In 1988, Papadopoulos was appointed to the faculty of Georgetown University School of Medicine where he continued research on the regulation of steroidogenesis to identify the mechanisms of action of DBI on mitochondrial steroid formation in steroidogenic cells. Later, Papadopoulos worked in collaboration with Patrizia Guarneri demonstrating that brain neurosteroid synthesis is under the control of translocator protein (TSPO) drug ligands and endogenous DBI, leading to the first pharmacological means to regulate steroid formation in the brain. His research on steroidogenesis continued at McGill, focusing on the mechanisms of mitochondrial cholesterol import and the synthesis of steroids and oxysterols in adipocytes and prostate. At USC his research focuses on Leydig cell development and the role of TSPO in non-alcoholic fatty liver disease.

=== Contributions to Science ===
Steroidogenesis

Papadopoulos' studies demonstrated that the development of Leydig cells and their ability to produce testosterone are controlled by intratesticular factors, and that TSPO is a high-affinity cholesterol and drug-binding protein which controls the rate of steroid formation in rodents and humans. Moreover, luteinizing hormone binding to Leydig cells' luteinizing hormone receptors induces the formation of a cytosolic and mitochondrial protein complex involved in cholesterol targeting to cytochrome P450 family 11 subfamily A member 1 (CYP11A1) in the mitochondria. This focus on steroidogenesis revealed the mitochondrial protein complex that drives cholesterol import, trafficking, and metabolism for steroid hormone production. The identification of the protein complex has led to molecular strategies to which increase steroid hormone formation.

Neurosteroid formation

Papadopoulos' neurosteroid research on inducing TSPO via drug ligands in glial cells increased neurosteroid formation and led to therapeutic application for the treatment of anxiety and other mental health pathologies. Thereafter, TSPO drug ligands reached the market for the treatment of anxiety and other neuropsychiatric disorders and neurological diseases. Currently, several TSPO ligands are in clinical development for neurological disorders, neuropsychiatric diseases, and cancer. Moreover, the identification of a brain-specific pathway for dehydroepiandrosterone steroid synthesis led to the development of a novel Alzheimer's blood diagnostic and the design of neuroprotective drugs.

Endocrine disrupting chemicals

At Georgetown, studies on in utero and adult in vivo exposure to endocrine disrupting phthalates and plasticizers with collaborator Martine Culty revealed an impact on testicular function.
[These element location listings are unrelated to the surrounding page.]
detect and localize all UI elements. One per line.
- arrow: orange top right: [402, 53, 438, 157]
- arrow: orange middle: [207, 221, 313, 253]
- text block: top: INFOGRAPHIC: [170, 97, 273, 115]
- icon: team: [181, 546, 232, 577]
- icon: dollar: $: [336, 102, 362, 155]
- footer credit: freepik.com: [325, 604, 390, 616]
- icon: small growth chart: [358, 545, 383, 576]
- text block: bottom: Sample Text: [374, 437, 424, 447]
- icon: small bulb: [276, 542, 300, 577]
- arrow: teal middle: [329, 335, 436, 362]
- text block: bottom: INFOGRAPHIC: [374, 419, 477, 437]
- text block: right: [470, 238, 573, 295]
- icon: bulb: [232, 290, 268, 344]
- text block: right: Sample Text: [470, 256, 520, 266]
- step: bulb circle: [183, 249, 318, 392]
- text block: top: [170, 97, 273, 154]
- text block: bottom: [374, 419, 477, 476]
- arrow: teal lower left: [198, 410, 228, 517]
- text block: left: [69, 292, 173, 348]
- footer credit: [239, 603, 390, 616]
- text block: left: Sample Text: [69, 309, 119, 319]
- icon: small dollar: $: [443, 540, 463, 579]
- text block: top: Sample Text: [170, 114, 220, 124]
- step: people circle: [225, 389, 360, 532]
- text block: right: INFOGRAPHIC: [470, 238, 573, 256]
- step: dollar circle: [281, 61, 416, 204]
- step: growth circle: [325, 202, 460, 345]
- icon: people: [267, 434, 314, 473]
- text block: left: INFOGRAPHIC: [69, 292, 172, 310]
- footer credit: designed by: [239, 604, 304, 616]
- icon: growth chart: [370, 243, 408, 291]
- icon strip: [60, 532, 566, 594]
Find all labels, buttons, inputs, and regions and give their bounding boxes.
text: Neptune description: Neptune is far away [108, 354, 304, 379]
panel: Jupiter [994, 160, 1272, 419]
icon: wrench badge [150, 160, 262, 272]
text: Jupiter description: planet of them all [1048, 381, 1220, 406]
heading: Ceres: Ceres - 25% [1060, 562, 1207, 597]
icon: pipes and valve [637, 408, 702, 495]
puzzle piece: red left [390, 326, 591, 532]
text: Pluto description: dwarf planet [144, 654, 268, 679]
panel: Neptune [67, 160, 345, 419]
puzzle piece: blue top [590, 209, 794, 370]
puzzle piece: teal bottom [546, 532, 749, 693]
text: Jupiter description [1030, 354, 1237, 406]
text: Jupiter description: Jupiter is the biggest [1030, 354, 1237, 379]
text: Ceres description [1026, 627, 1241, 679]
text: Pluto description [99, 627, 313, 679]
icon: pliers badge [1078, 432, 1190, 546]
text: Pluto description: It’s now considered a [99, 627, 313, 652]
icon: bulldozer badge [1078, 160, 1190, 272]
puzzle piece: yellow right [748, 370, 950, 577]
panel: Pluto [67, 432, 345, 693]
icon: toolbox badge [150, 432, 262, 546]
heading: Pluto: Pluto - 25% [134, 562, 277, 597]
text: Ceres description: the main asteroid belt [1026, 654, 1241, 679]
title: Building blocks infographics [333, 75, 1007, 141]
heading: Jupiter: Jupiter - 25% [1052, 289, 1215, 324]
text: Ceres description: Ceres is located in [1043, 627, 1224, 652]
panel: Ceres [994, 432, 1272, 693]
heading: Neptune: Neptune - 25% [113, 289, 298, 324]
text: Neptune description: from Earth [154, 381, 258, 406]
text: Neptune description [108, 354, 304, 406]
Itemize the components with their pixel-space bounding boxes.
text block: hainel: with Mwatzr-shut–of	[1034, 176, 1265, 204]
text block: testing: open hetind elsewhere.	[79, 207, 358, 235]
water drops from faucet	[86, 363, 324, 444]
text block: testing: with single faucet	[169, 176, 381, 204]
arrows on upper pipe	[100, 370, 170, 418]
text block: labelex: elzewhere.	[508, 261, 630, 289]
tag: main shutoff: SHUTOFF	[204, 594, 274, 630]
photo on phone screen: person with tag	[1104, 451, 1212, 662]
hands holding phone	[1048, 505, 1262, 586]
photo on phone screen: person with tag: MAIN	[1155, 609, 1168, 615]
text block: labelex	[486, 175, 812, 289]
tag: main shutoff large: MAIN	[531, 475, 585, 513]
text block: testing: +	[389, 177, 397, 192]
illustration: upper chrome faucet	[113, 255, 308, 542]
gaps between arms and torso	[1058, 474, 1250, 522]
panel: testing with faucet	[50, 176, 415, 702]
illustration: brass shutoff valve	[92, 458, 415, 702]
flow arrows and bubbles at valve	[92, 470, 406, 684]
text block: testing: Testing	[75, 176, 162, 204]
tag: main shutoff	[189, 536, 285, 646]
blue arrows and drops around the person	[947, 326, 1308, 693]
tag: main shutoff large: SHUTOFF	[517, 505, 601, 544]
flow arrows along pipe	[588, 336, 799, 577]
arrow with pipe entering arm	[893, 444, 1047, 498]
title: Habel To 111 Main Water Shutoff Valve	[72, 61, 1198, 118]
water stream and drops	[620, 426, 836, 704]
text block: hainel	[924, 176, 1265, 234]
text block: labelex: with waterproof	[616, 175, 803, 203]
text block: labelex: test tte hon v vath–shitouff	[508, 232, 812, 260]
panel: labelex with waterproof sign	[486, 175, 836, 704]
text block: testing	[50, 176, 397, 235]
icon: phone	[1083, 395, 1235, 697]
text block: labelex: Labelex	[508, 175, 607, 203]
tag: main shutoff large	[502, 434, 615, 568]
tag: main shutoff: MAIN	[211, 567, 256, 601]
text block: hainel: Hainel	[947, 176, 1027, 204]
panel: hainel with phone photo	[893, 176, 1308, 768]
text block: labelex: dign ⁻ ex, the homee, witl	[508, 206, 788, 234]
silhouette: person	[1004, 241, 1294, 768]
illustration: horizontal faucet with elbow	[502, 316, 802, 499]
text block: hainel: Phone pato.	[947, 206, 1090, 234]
Endocrine disrupting chemicals such as phthalate DEHP and the non-phthalate DINCH reduced testosterone and aldosterone formation in adult rats. This work contributed to the body of evidence on the endocrine disrupting potential of plasticizers and their regulation by governmental agencies.

=== Administrative career ===
Between 2004 and 2007, Papadopoulos was the Associate Vice President for Research at Georgetown University Medical Center, and subsequently appointed the Director of Biomedical Graduate Research Organization. Under Papadopoulos' direction, the institution obtained an NIH-funded General Clinical Research Center and its first Clinical and Translational Science Award. Papadopoulos served from 2007 to 2016 as the executive director and chief scientific officer of the Research Institute of the McGill University Health Centre (RI-MUHC), one of Canada's largest research centers. At the RI-MUHC he was a professor in the faculty of medicine at McGill University and held a Canada Research Chair in Biochemical Pharmacology and the Phil Gold Chair in Medicine at McGill and the MUHC. Under Papadopoulos' tenure, more than $300 million federal and provincial grants were raised, resulting in the creating of a state-of-the-art clinical and biomedical research facility.

Since 2016, Papadopoulos has served as dean of the Alfred E. Mann School of Pharmacy and Pharmaceutical Sciences at University of Southern California, previously known as USC School of Pharmacy. In 2022, USC announced the $50 million renaming gift for the endowment of the USC Alfred E. Mann School of Pharmacy and Pharmaceutical Sciences, the largest gift for pharmacy school in California.